There is more to it than performance.

Did you ever notice that sometimes, “high efficiency” furnaces aren’t? That some things the furnace just doesn’t cover – like the quality of your ductwork, for example?

The same is true of a “high performance” race car. Yes, it is VERY fast, assuming a nice long flat surface for it to drive on. Put it on a dirt road in the rainy season, and, well, it’s just a gas hog. Or worse, a stuck car.

I could continue the list. A “high energy” employee can be relatively useless if they are assigned tasks at which brainpower, not activity rate, determines success…

But I’ll leave it at those three, I think you get the idea.

The same is true of your network. Frankly, increasing your bandwidth in many scenarios will not yield the results you expected. Oh, it will improve traffic flow, and overall the performance of apps on the network will improve, the question is “how much?”

It would be reasonable – or at least not unreasonable – to expect that doubling Internet bandwidth should stave off problems until you double bandwidth usage. But often times the problems are with the overloading apps we’re placing upon the network. Sometimes, it’s not the network at all.

 

 

Check the ecosystem, not just the network.

When I was the Storage and Servers Editor over at NWC, I reviewed a new (at the time) HP server that was loaded. It had a ton of memory, a ton of cores, and could make practically any application scream. It even had two gigabit NICs in it. But they weren’t enough. While I had almost nothing bad to say about the server itself, I did observe in the summary of my article that the network was now officially the bottleneck. Since the machine had high speed SAS disks, disk I/O was not as bi a deal as it traditionally has been, high-speed cached memory meant memory I/O wasn’t a problem at all, and multiple cores meant you could cram a ton of processing power in.

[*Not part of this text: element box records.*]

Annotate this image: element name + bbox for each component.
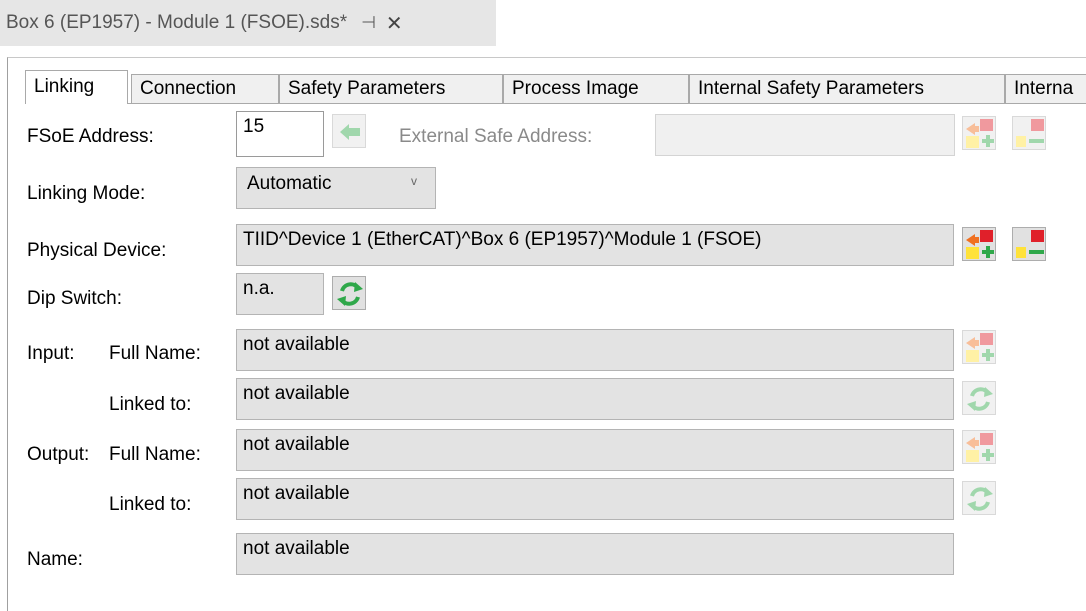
document-tab[interactable]: Box 6 (EP1957) - Module 1 (FSOE).sds* ⊣ …: [0, 0, 496, 46]
link-remove-icon: [1016, 119, 1044, 147]
input-linked-to-field[interactable]: not available: [236, 378, 954, 420]
dip-switch-field[interactable]: n.a.: [236, 273, 324, 315]
refresh-icon: [337, 282, 363, 306]
output-linked-to-label: Linked to:: [109, 494, 192, 515]
output-full-name-label: Full Name:: [109, 444, 201, 465]
name-label: Name:: [27, 549, 83, 570]
output-group-label: Output:: [27, 444, 90, 465]
tab-connection[interactable]: Connection: [131, 74, 279, 104]
link-remove-button-address[interactable]: [1012, 116, 1046, 150]
link-remove-icon: [1016, 230, 1044, 258]
tab-linking[interactable]: Linking: [25, 70, 128, 104]
chevron-down-icon: v: [411, 174, 417, 188]
left-arrow-icon: [340, 124, 360, 140]
link-add-icon: [966, 433, 994, 462]
pin-icon[interactable]: ⊣: [361, 13, 376, 33]
external-safe-address-label: External Safe Address:: [399, 126, 593, 147]
fsoe-address-input[interactable]: 15: [236, 111, 324, 157]
link-add-icon: [966, 230, 994, 259]
refresh-dip-switch-button[interactable]: [332, 276, 366, 310]
refresh-icon: [967, 487, 993, 511]
name-field[interactable]: not available: [236, 533, 954, 575]
tab-internal-safety-parameters[interactable]: Internal Safety Parameters: [689, 74, 1005, 104]
link-remove-button-device[interactable]: [1012, 227, 1046, 261]
fsoe-address-label: FSoE Address:: [27, 126, 154, 147]
tab-safety-parameters[interactable]: Safety Parameters: [279, 74, 503, 104]
output-refresh-button[interactable]: [962, 481, 996, 515]
link-add-icon: [966, 119, 994, 148]
apply-address-button[interactable]: [332, 114, 366, 148]
output-linked-to-field[interactable]: not available: [236, 478, 954, 520]
close-icon[interactable]: ✕: [386, 11, 403, 36]
physical-device-field[interactable]: TIID^Device 1 (EtherCAT)^Box 6 (EP1957)^…: [236, 224, 954, 266]
tab-process-image[interactable]: Process Image: [503, 74, 689, 104]
input-group-label: Input:: [27, 343, 75, 364]
input-link-add-button[interactable]: [962, 330, 996, 364]
link-add-button-address[interactable]: [962, 116, 996, 150]
tab-strip: Linking Connection Safety Parameters Pro…: [25, 70, 1086, 104]
input-full-name-field[interactable]: not available: [236, 329, 954, 371]
linking-mode-select[interactable]: Automatic v: [236, 167, 436, 209]
tab-internal-overflow[interactable]: Interna: [1005, 74, 1086, 104]
link-add-button-device[interactable]: [962, 227, 996, 261]
input-full-name-label: Full Name:: [109, 343, 201, 364]
link-add-icon: [966, 333, 994, 362]
input-linked-to-label: Linked to:: [109, 394, 192, 415]
linking-mode-label: Linking Mode:: [27, 183, 146, 204]
document-title: Box 6 (EP1957) - Module 1 (FSOE).sds*: [6, 12, 348, 33]
dip-switch-label: Dip Switch:: [27, 288, 123, 309]
output-link-add-button[interactable]: [962, 430, 996, 464]
tab-divider: [25, 103, 1086, 104]
physical-device-label: Physical Device:: [27, 240, 167, 261]
linking-mode-value: Automatic: [247, 173, 332, 194]
refresh-icon: [967, 387, 993, 411]
external-safe-address-input[interactable]: [655, 114, 955, 156]
input-refresh-button[interactable]: [962, 381, 996, 415]
output-full-name-field[interactable]: not available: [236, 429, 954, 471]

But team those two NICs and you’d end up with slightly less than 2 Gigabits of network throughput. Assuming 100% saturation, that was really less than 250 Megabytes per second, and that counts both in and out. For query-intensive database applications or media streaming servers, that just wasn’t keeping pace with the server.

Now here we are, six or so years later, and similar servers are in use all over the globe… Running VMs. Meaning that several copies of the OS are now carving up that throughput.

So start with your server. Check it first if the rest of the network is performing, it might just be the problem.

And while we’re talking about servers, the obvious one needs to be mentioned… Don’t forget to check CPU usage. You just might need a bigger server or load balancing, or these days, less virtuals on your server.

Heck, as long as we’re talking about servers, let’s consider the app too. The last few years for a variety of reasons we’ve seen less focus on apps whose performance is sucktacular, but it still happens. Worth looking into if the server turns out to be the bottleneck.

Old gear is old.

I was working on a network that deployed an ancient Cisco switch. The entire network was 1 Gig, except for that single switch. But tracing wires showed that switch to lie between the Internet and the internal network. A simple error, easily fixed, but an easy error to have in a complex environment, and certainly one to be aware of. That switch was 10/100 only. We pulled it out of the network entirely, and performance instantly improved.

There’s necessary traffic, and then there’s…

Not all of the traffic on your network needs to be. And all that does need to be doesn’t have to be so bloated.

Look for sources of UDP broadcasts. More often than you would think, applications broadcast that you don’t care about. Cut them off.

For other traffic, well there is Application Delivery Optimization. ADO is improving application delivery by a variety of technical solutions, but we’ll focus on those that make your network and your apps seem faster. You already know about them – compression, caching, image optimization… In the case of back-end services, de-duplication. But have you considered what they do other than improve perceived or actual performance?

Free Bandwidth

Anything that reduces the size of application data leaving your network also reduces the burden on your Internet connection. This goes without saying, but as I alluded to above, we sometimes overlook the fact that it is not just application performance we’re impacting, but the effectiveness of our connections – connections that grow more expensive by leaps and bounds each time we have to upgrade them.

While improving application performance is absolutely a valid reason to seek out ADO, delaying or eliminating the need to upgrade your Internet connection(s) is another. Indeed, in many organizations it is far easier to do TCO justification based upon deferred upgrades than it is based upon “our application will be faster”, while both are benefits of ADO.

New stuff!

And as time wears on, SPDY, IPv6, and a host of other technologies will be more readily available to help you improve your network. Meanwhile, check out gateways for these protocols to make the transition easier.

In Summation

There are a lot of reasons for apps not to perform, and there are a lot of benefits to ADO. I’ve listed some of the easier problems to ferret out, the deeper into your particular network you get, the harder it is to generalize problems. But these should give you a taste for the types of things to look for. And a bit more motivation to explore ADO. Of course I hope you choose F5 gear for ADO and overall application networking, but there are other options out there. I think. Maybe.